The family Christmas was scrapped this year in favor of a trip to Dallas over Super Bowl weekend back when I thought the Patriots had no shot of making it there. Instincts! Look at me, diagnosing the problem early on: no real playmakers and a shoddy defense. Look at me, forgetting late last week when asked if I thought the Jets +8.5 line is too high. “After a couple beers Friday night, I was convinced the Patriots were going to win,” I told Frowns. “And I never feel that way.” That should have been the sound of sirens, alarms, car horns. If I never think the Patriots are going to win, and they almost always do, I had the answer in my hands and let it slip away, like Alge Crumpler. The end was nigh.

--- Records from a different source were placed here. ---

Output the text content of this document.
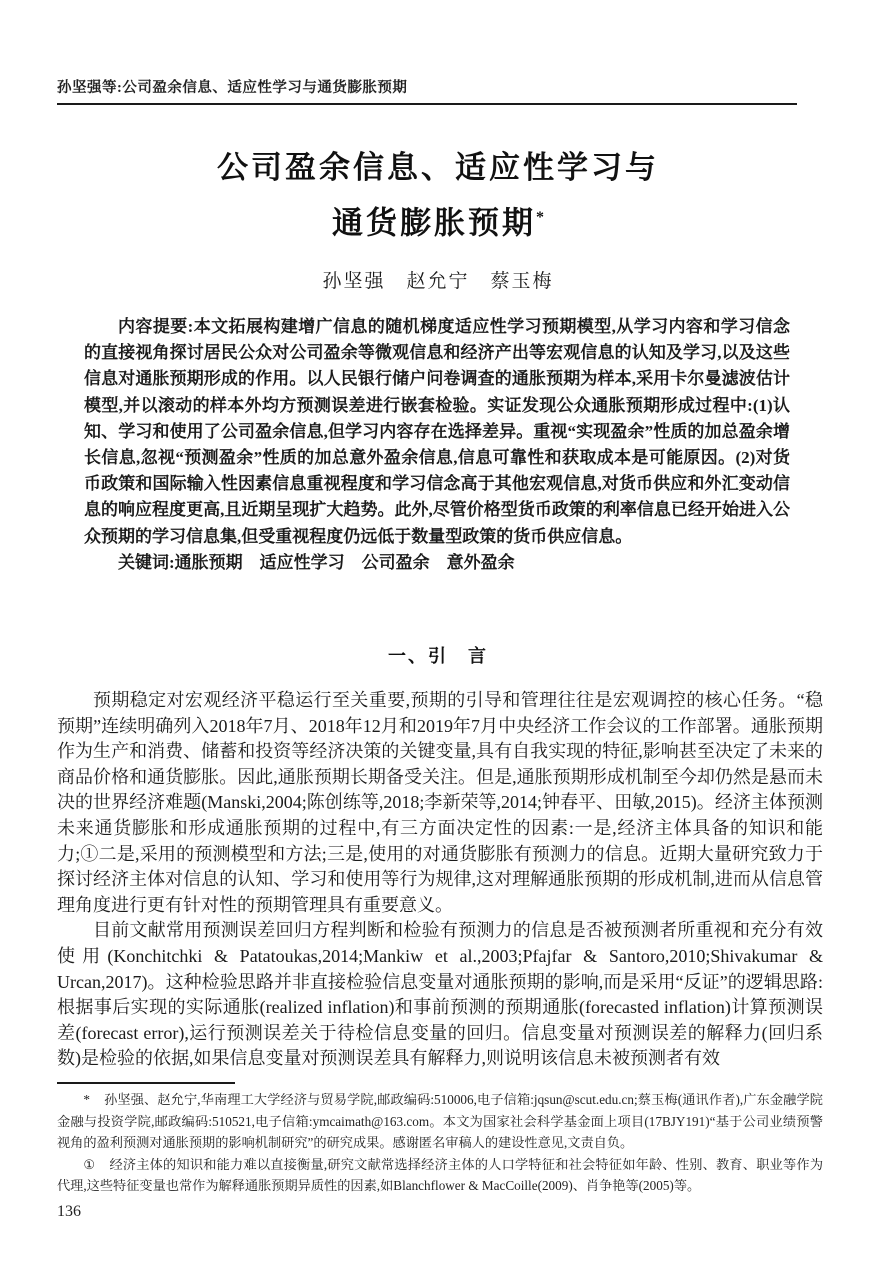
孙坚强等:公司盈余信息、适应性学习与通货膨胀预期
公司盈余信息、适应性学习与
通货膨胀预期*
孙坚强　赵允宁　蔡玉梅

内容提要:本文拓展构建增广信息的随机梯度适应性学习预期模型,从学习内容和学习信念的直接视角探讨居民公众对公司盈余等微观信息和经济产出等宏观信息的认知及学习,以及这些信息对通胀预期形成的作用。以人民银行储户问卷调查的通胀预期为样本,采用卡尔曼滤波估计模型,并以滚动的样本外均方预测误差进行嵌套检验。实证发现公众通胀预期形成过程中:(1)认知、学习和使用了公司盈余信息,但学习内容存在选择差异。重视“实现盈余”性质的加总盈余增长信息,忽视“预测盈余”性质的加总意外盈余信息,信息可靠性和获取成本是可能原因。(2)对货币政策和国际输入性因素信息重视程度和学习信念高于其他宏观信息,对货币供应和外汇变动信息的响应程度更高,且近期呈现扩大趋势。此外,尽管价格型货币政策的利率信息已经开始进入公众预期的学习信息集,但受重视程度仍远低于数量型政策的货币供应信息。

关键词:通胀预期　适应性学习　公司盈余　意外盈余

一、引　言

预期稳定对宏观经济平稳运行至关重要,预期的引导和管理往往是宏观调控的核心任务。“稳预期”连续明确列入2018年7月、2018年12月和2019年7月中央经济工作会议的工作部署。通胀预期作为生产和消费、储蓄和投资等经济决策的关键变量,具有自我实现的特征,影响甚至决定了未来的商品价格和通货膨胀。因此,通胀预期长期备受关注。但是,通胀预期形成机制至今却仍然是悬而未决的世界经济难题(Manski,2004;陈创练等,2018;李新荣等,2014;钟春平、田敏,2015)。经济主体预测未来通货膨胀和形成通胀预期的过程中,有三方面决定性的因素:一是,经济主体具备的知识和能力;①二是,采用的预测模型和方法;三是,使用的对通货膨胀有预测力的信息。近期大量研究致力于探讨经济主体对信息的认知、学习和使用等行为规律,这对理解通胀预期的形成机制,进而从信息管理角度进行更有针对性的预期管理具有重要意义。

目前文献常用预测误差回归方程判断和检验有预测力的信息是否被预测者所重视和充分有效使用(Konchitchki & Patatoukas,2014;Mankiw et al.,2003;Pfajfar & Santoro,2010;Shivakumar & Urcan,2017)。这种检验思路并非直接检验信息变量对通胀预期的影响,而是采用“反证”的逻辑思路:根据事后实现的实际通胀(realized inflation)和事前预测的预期通胀(forecasted inflation)计算预测误差(forecast error),运行预测误差关于待检信息变量的回归。信息变量对预测误差的解释力(回归系数)是检验的依据,如果信息变量对预测误差具有解释力,则说明该信息未被预测者有效

* 孙坚强、赵允宁,华南理工大学经济与贸易学院,邮政编码:510006,电子信箱:jqsun@scut.edu.cn;蔡玉梅(通讯作者),广东金融学院金融与投资学院,邮政编码:510521,电子信箱:ymcaimath@163.com。本文为国家社会科学基金面上项目(17BJY191)“基于公司业绩预警视角的盈利预测对通胀预期的影响机制研究”的研究成果。感谢匿名审稿人的建设性意见,文责自负。

① 经济主体的知识和能力难以直接衡量,研究文献常选择经济主体的人口学特征和社会特征如年龄、性别、教育、职业等作为代理,这些特征变量也常作为解释通胀预期异质性的因素,如Blanchflower & MacCoille(2009)、肖争艳等(2005)等。

136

It wasn’t inevitable, but it was clear from the second drive of the game that it was the type of game the Patriots lose. Any Patriots fan would know it, too, but many were so blinded by the 14-2 record that they felt a trip to the Super Bowl was a birthright. Even Kornheiser and Wilbon picked the Patriots over the entire rest of the playoff field. Now we’re looking a third Steelers Super Bowl in six seasons straight in the face, along with Roethlisberger/Brady arguments to propel the perpetual motion talk machine. All because the Patriots managed to lose to a divisional opponent, one which had previously defeated them and was designed specifically to beat them. All credit to the Jets: they have more talent than the Patriots. Yesterday was a clinic in what bigger, stronger players can do.
A word on Rex Ryan. Talking is not his strategy. Talking is part of his strategy. Note the quick retreat after the game in Ryan’s Brady-taunting. Watch the Jets quiet down this week against a team just as big as strong as them. I don’t think they’ll win the Super Bowl, but that’s not what yesterday’s game was about. Not that you’d notice, if you’d followed the postgame on Twitter, where the Internet was praising the Jets as if they had been crowned champions. It’s a great win, sure, but Ryan has said all year the goal is to win the Super Bowl. The guy has his priorities straight. Let’s not praise him for getting closer than the other losers. If the Jets win next week, we can start building rhetorical towers to his greatness.
For Patriots fans, remember: the Super Bowl is always the goal, and not getting there reinforces how good we were to win three. Those years are fading fast in our memories, but the Super Bowl is not a birthright. It must be earned. You don’t win that game without wining this one. Sometimes the bar eats you, and sometimes Tom Brady cannot stop it. If you want to take solace in anything, do it in the fact that the Jets aren’t celebrating today. They’re preparing. They’re trying to revive a championship culture. It might be time for us to do the same.